Just kidding. You set yourself up for that one.
First off, you're not being thorough enough. Your weakness is only lack of experience, but it sounds like you're getting plenty playing with your lights. And to that, I congratulate you.
You can't run the lights in DMX mode AND master/slave mode. It doesn't work. If the lights have an option to reverse X or Y(pan or tilt), then it would do that, if that's what you wanted it to do.
So, let me state this again:
You need to be in FULL DMX mode for your lights, or they must be chained together using Master/Slave mode. You can't set one light up to be a DMX Master and the other to be a slave or even a DMX slave, it won't work.
It makes full sense that you can't do this.
Read it some more:
If you choose to set up one ligtht as a master, and then other lights as slaves, the slaves will follow the master. Sounds clear as day, right? It is. But, in this mode, this is NOT DMX, this is a proprietary signalling used for those fixtures. It's probably nothing special or majorly interesting, but it's sufcicient for a light to broadcast out its settings to the others. Probably some sort of fixture ID followed by a pulse of values on various channels. The slaves listen for this and replicate their settings to that of the master.

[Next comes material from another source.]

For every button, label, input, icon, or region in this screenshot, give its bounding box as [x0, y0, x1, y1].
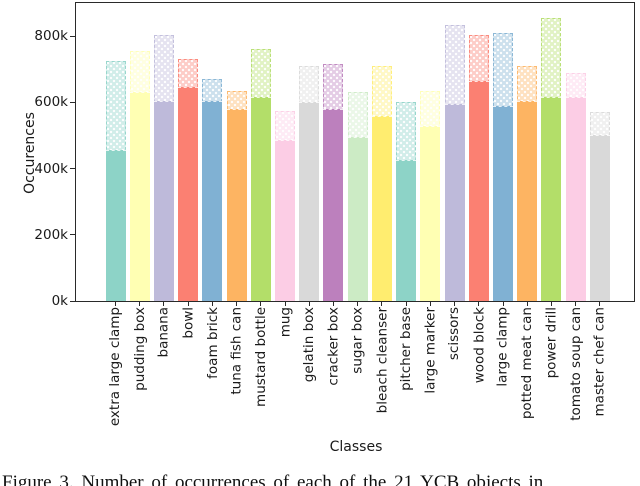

In DMX, there are NO SLAVES, only DMX. You may set up lights with matching addresses, no harm there. But, you can't set a light to be a master(in theory) to be controller via DMX, and then have the "slaves" follow it, it don't work that way.
So, step 1:
Check your addressing on your fixtures. DOCUMENT THIS BY WRITING THIS DOWN. Just for the heck of it, match them all up, OK? All your lights on that DMX signal chain have to be in DMX mode. Any ONE light not in DMX mode and everything after it is gonna be acting funky. And I don't mean the good kind of funky. I'm talking the kind of funky you get when you don't shower for a week kind of funky. Not the "get down, get funky" kind of funky.
Ensure you're on the correct fixture switch on your DMX controller.
Now, all should respond the same.
I'm a sound guy first and foremost. I keep my lighting shows simpler for now. But, I'm usually handling 40+ channels of input and monitors on one desk, so I kinda sorta got my hands and ears and eyes full just keeping the slackers on stage in check and rock and rolling.
Share more data. That's all I can say.
You might want to read some remedial type stuff on DMX. This isn't to be insulting, it's to get you to understand DMX and how it works, and why you may be having SOME problems. The rest will be learned from reading your manuals and taking notes. Trust me, this taking notes, even if you don't ever use them, helps knock it deeper into your head for better recall later on. Get a decent meal and a good night's sleep and it should stay locked away in your brain for a while.